"Podem ainda não estar a ver as coisas à superficie, mas por baixo já está tudo a arder" - Y. B. Mangunwijaya, escritor indonésio, 16 de Julho de 1998.
Embalada pela vitória na aprovação da Lei da Cópia Privada, que lhe permite extorquir dinheiro aos cidadãos para distribuir pelos associados, a Sociedade Portuguesa de Autores acha-se agora no direito de poder retirar às famílias os cadáveres dos entes queridos, contra a sua vontade e contra a vontade do defunto, porque "representa 26 mil autores de todas as áreas e tem 93 anos de existência".
Lembrei-me do debate Prós e Contras da passada segunda-feira na RTP1 subordinado ao tema "proposta de lei n° 246/XII, da Cópia Privada", de uma plateia composta por autores, criadores, cantores, cantautores, escritores, e sanguesugas-chupistas-chulos, destes últimos e do contribuinte, curiosamente nenhum deles vivo, quer os terminados em "ores" quer as rémoras destes, e de a páginas tantas ouvir-se argumentar que "neste momento já há músicos a passar fome". Lembrei-me, prontes...
«Meio milhão de portugueses precisa de ajuda alimentar
Expressamos o total e profundo desacordo com a proposta de lei n° 246/XII que pretende «clarificar e alargar o quadro de isenções previsto na Lei n.º 62/98, de 1 de setembro, procede à atualização da respetiva tabela de compensação equitativa, nela incluindo alguns equipamentos e suportes no âmbito da fixação e reprodução digitais que, por excelência, são hoje objeto de uma utilização alargada»
Agora é só cada português inscrever-se na Sociedade Portuguesa de Autores para passar a receber royalties provenientes das fotos que posta no Facebook e no Instagram tiradas com o telemóvel taxado pelo Governo para remunerar e acudir aos autores.
De um país de poetas tesos a um país de fotógrafos.
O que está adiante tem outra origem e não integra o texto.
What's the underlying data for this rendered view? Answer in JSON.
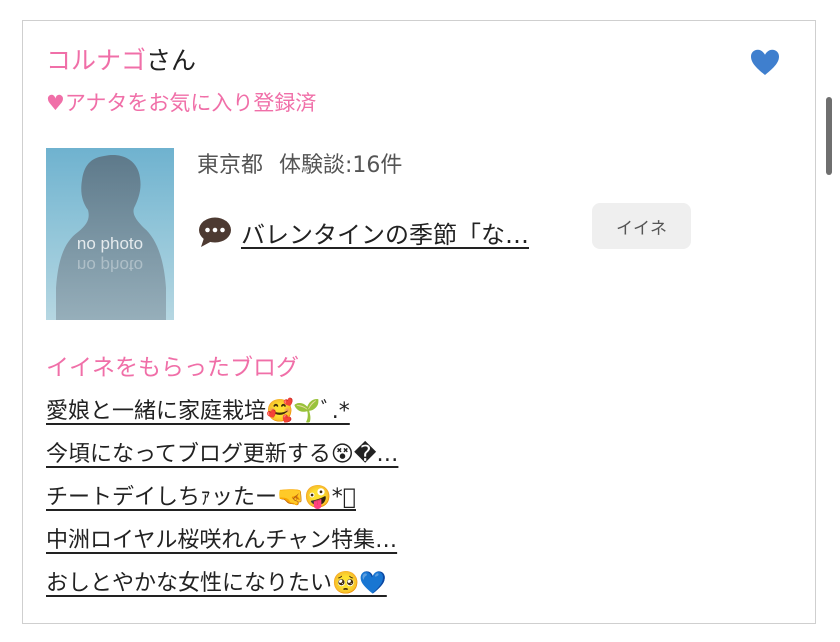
{
  "profile": {
    "name": "コルナゴ",
    "honorific": "さん",
    "favorite_status": "♥アナタをお気に入り登録済",
    "heart_color": "#3f7fce",
    "avatar_placeholder": "no photo",
    "location": "東京都",
    "reviews": "体験談:16件"
  },
  "latest_post": {
    "icon": "speech-bubble-icon",
    "title": "バレンタインの季節「な…",
    "like_label": "イイネ"
  },
  "liked_blogs": {
    "title": "イイネをもらったブログ",
    "items": [
      "愛娘と一緒に家庭栽培🥰🌱ﾞ.*",
      "今頃になってブログ更新する😵�…",
      "チートデイしちｧッたー🤜🤪*ﾟ",
      "中洲ロイヤル桜咲れんチャン特集…",
      "おしとやかな女性になりたい🥺💙"
    ]
  },
  "colors": {
    "accent_pink": "#f06fa8",
    "border": "#cfcfcf",
    "button_bg": "#efefef"
  }
}
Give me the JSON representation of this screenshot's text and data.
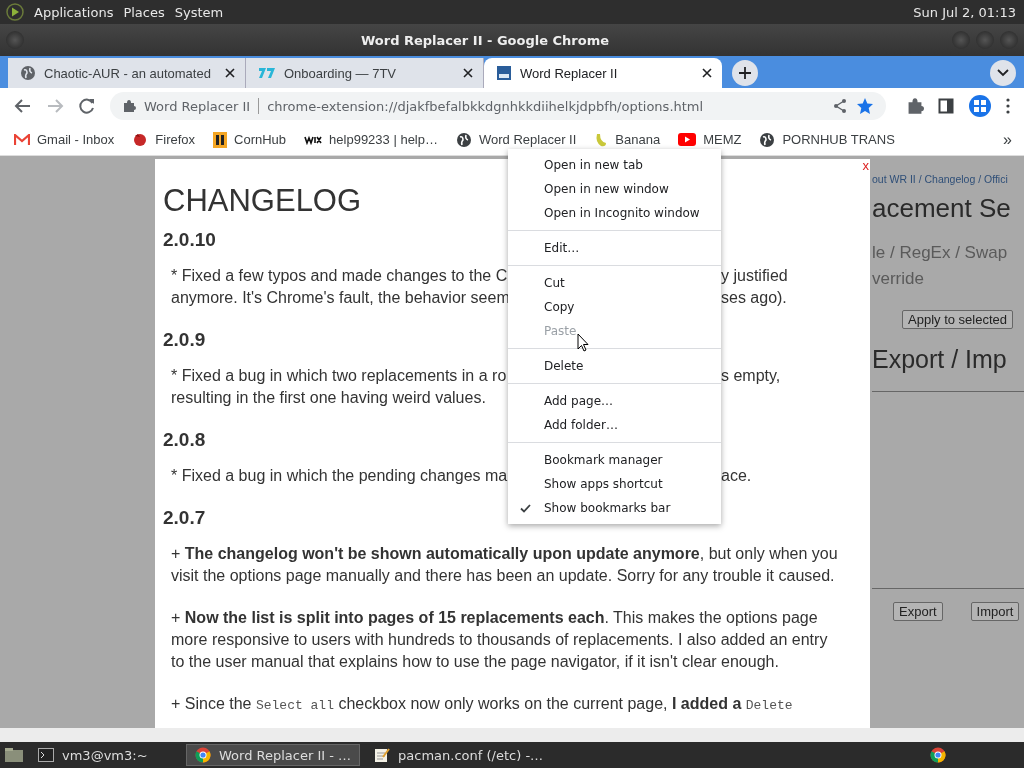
{
  "top_panel": {
    "menus": [
      "Applications",
      "Places",
      "System"
    ],
    "clock": "Sun Jul  2, 01:13"
  },
  "window": {
    "title": "Word Replacer II - Google Chrome"
  },
  "tabs": [
    {
      "title": "Chaotic-AUR - an automated",
      "selected": false
    },
    {
      "title": "Onboarding — 7TV",
      "selected": false
    },
    {
      "title": "Word Replacer II",
      "selected": true
    }
  ],
  "toolbar": {
    "site": "Word Replacer II",
    "url": "chrome-extension://djakfbefalbkkdgnhkkdiihelkjdpbfh/options.html"
  },
  "bookmarks": {
    "items": [
      "Gmail - Inbox",
      "Firefox",
      "CornHub",
      "help99233 | help…",
      "Word Replacer II",
      "Banana",
      "MEMZ",
      "PORNHUB TRANS"
    ],
    "more": "»"
  },
  "background_page": {
    "breadcrumb": "out WR II / Changelog / Offici",
    "heading": "acement Se",
    "modes": "le / RegEx / Swap",
    "modes_2": "verride",
    "apply_button": "Apply to selected",
    "export_heading": "Export / Imp",
    "export_button": "Export",
    "import_button": "Import"
  },
  "changelog": {
    "title": "CHANGELOG",
    "close": "x",
    "sections": [
      {
        "version": "2.0.10",
        "paragraphs": [
          {
            "kind": "split",
            "lines": [
              {
                "left": "* Fixed a few typos and made changes to the C",
                "right": "y justified"
              },
              {
                "left": "anymore. It's Chrome's fault, the behavior seem",
                "right": "ses ago)."
              }
            ]
          }
        ]
      },
      {
        "version": "2.0.9",
        "paragraphs": [
          {
            "kind": "split",
            "lines": [
              {
                "left": "* Fixed a bug in which two replacements in a ro",
                "right": "s empty,"
              },
              {
                "left": "resulting in the first one having weird values."
              }
            ]
          }
        ]
      },
      {
        "version": "2.0.8",
        "paragraphs": [
          {
            "kind": "split",
            "lines": [
              {
                "left": "* Fixed a bug in which the pending changes ma",
                "right": "ace."
              }
            ]
          }
        ]
      },
      {
        "version": "2.0.7",
        "paragraphs": [
          {
            "kind": "text",
            "text": "+ **The changelog won't be shown automatically upon update anymore**, but only when you visit the options page manually and there has been an update. Sorry for any trouble it caused."
          },
          {
            "kind": "text",
            "text": "+ **Now the list is split into pages of 15 replacements each**. This makes the options page more responsive to users with hundreds to thousands of replacements. I also added an entry to the user manual that explains how to use the page navigator, if it isn't clear enough."
          },
          {
            "kind": "segments",
            "segments": [
              {
                "text": "+ Since the ",
                "kind": "plain"
              },
              {
                "text": "Select all",
                "kind": "code"
              },
              {
                "text": " checkbox now only works on the current page, ",
                "kind": "plain"
              },
              {
                "text": "I added a ",
                "kind": "bold"
              },
              {
                "text": "Delete",
                "kind": "code"
              }
            ]
          }
        ]
      }
    ]
  },
  "context_menu": {
    "groups": [
      [
        {
          "label": "Open in new tab",
          "disabled": false,
          "checked": false
        },
        {
          "label": "Open in new window",
          "disabled": false,
          "checked": false
        },
        {
          "label": "Open in Incognito window",
          "disabled": false,
          "checked": false
        }
      ],
      [
        {
          "label": "Edit…",
          "disabled": false,
          "checked": false
        }
      ],
      [
        {
          "label": "Cut",
          "disabled": false,
          "checked": false
        },
        {
          "label": "Copy",
          "disabled": false,
          "checked": false
        },
        {
          "label": "Paste",
          "disabled": true,
          "checked": false
        }
      ],
      [
        {
          "label": "Delete",
          "disabled": false,
          "checked": false
        }
      ],
      [
        {
          "label": "Add page…",
          "disabled": false,
          "checked": false
        },
        {
          "label": "Add folder…",
          "disabled": false,
          "checked": false
        }
      ],
      [
        {
          "label": "Bookmark manager",
          "disabled": false,
          "checked": false
        },
        {
          "label": "Show apps shortcut",
          "disabled": false,
          "checked": false
        },
        {
          "label": "Show bookmarks bar",
          "disabled": false,
          "checked": true
        }
      ]
    ]
  },
  "taskbar": {
    "items": [
      {
        "label": "vm3@vm3:~",
        "selected": false
      },
      {
        "label": "Word Replacer II - …",
        "selected": true
      },
      {
        "label": "pacman.conf (/etc) -…",
        "selected": false
      }
    ]
  }
}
Remunerados. Do capitalismo popular, onde cada cidadão era accionista de qualquer coisa, ao país do rendimento mínimo assegurado, por via da criação de qualquer coisa. É isto, não é, ou é apenas mais um roubo de Lei?
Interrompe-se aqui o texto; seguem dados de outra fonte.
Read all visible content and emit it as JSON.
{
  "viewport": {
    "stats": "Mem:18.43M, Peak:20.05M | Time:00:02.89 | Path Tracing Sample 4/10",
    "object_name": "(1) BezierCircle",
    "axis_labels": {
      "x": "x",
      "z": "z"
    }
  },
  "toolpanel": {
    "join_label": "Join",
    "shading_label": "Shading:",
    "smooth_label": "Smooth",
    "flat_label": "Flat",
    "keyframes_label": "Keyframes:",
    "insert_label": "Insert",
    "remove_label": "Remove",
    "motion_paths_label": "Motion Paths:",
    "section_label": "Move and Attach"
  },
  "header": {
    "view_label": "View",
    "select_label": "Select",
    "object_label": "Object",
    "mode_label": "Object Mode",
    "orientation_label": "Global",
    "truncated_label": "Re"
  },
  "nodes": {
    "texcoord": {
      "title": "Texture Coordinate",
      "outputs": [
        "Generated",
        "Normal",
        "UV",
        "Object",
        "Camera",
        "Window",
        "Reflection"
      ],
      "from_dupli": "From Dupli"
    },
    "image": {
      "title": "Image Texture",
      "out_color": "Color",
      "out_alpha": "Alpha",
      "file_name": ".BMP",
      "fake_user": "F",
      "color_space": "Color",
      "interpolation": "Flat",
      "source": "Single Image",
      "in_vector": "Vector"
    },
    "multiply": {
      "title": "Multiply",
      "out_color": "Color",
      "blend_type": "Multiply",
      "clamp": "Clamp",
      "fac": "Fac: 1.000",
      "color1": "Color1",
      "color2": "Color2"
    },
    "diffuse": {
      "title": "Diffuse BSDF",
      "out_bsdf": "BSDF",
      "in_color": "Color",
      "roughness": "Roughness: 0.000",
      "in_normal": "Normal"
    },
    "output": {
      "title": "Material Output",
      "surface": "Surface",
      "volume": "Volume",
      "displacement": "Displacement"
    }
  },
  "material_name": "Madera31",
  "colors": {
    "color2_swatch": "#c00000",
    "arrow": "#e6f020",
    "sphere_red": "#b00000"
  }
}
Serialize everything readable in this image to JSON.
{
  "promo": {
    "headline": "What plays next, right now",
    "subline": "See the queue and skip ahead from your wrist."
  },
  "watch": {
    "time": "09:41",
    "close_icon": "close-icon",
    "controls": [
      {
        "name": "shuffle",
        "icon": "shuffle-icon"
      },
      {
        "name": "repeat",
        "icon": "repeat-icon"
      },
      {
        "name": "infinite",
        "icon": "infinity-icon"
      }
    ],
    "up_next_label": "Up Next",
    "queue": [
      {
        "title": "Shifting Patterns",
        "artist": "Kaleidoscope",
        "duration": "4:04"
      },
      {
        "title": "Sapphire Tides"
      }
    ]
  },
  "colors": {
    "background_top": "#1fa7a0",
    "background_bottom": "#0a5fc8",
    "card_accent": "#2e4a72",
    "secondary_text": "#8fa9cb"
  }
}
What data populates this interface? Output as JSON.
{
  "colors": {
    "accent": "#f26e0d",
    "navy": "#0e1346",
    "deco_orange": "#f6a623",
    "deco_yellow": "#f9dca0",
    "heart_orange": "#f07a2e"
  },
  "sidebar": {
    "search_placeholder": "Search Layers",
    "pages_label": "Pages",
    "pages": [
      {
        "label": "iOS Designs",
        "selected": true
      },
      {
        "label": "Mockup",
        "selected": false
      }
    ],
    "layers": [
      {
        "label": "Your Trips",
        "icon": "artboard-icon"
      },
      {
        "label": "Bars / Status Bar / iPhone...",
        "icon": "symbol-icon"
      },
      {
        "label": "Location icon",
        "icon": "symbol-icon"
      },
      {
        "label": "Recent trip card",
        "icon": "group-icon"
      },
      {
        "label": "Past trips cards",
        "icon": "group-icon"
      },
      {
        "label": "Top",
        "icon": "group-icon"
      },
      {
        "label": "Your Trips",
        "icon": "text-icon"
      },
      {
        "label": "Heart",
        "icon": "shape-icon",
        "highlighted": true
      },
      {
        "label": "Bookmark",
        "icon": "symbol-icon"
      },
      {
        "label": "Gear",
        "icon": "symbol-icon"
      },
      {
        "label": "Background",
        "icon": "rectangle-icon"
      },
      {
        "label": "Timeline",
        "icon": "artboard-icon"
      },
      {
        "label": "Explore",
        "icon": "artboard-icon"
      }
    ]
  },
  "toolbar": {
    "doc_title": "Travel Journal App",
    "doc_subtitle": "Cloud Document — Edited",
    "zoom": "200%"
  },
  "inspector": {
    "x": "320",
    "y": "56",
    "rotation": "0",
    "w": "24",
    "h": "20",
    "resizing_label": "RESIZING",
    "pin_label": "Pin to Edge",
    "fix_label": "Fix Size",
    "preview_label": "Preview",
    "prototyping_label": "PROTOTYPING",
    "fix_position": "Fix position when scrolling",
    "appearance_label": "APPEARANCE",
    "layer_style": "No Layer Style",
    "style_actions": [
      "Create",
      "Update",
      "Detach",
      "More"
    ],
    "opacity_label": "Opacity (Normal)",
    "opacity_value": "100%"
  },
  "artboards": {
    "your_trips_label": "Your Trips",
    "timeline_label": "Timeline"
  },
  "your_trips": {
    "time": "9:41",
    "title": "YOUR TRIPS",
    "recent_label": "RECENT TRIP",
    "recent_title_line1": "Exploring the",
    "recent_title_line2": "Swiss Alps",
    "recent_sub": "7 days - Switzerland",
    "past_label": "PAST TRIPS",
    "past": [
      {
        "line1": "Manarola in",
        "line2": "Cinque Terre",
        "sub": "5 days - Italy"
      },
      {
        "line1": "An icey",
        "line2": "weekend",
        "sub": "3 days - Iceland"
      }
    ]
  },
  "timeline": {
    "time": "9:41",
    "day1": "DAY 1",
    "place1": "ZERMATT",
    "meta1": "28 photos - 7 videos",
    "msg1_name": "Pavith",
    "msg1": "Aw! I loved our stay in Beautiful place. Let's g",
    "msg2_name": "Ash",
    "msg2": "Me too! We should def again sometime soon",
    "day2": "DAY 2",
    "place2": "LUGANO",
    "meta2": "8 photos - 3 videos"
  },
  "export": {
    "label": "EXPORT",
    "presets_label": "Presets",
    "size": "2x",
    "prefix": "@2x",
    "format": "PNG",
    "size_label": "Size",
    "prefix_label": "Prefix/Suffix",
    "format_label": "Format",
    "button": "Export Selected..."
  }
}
E já que pagamos taxa pelas fotografias que tiramos e pelos downloads que não fazemos é agora legítimo, porque está coberto pela Lei e pela taxa, desatar a fazer downloads e a piratear como se não houvesse amanhã. Continua a ser isto, não continua?
O Partido Socialista que recusa a criminalização do enriquecimento ilícito por considerar que se está perante uma inversão do ónus da prova, é o mesmo Partido Socialista que não tem pruridos em nos considerar a todos de criminosos, com o Projecto de Lei 118, ao introduzir uma taxa sobre todos os suportes, aparelhos e dispositivos de armazenamento digitais que são actualmente, ou venham a ser no futuro, utilizados para cópia privada?
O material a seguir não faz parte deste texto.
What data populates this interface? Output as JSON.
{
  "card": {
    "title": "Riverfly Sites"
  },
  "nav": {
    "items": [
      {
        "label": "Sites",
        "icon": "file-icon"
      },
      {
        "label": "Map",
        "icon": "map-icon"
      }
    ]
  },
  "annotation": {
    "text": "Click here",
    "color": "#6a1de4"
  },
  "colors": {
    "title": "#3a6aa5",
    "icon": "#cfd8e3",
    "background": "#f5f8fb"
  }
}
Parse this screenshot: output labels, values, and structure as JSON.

Meanwhile as vozes incómodas dos artistas, os mesmos de sempre, nos sítios do costume, só grandes músicas e a melhor música de todas as estações (e apeadeiros), mais as Deolindas manhosas à procura do “venha a nós o vosso reino” (os bilhetes para a Sombra são mais caros que para o Sol, é por isso que as corridas nocturnas são mais democráticas) ficam macias. Granulação acima de 2000, só para tirar o brilho. Não se morde a quem nos dá de comer, um velho ditado salazarento. A esquerda sempre teve um jeito especial para tratar destes assuntos da kultura.
Pão e circo. Equação perfeita. Não se dera o caso de ir faltando o pão.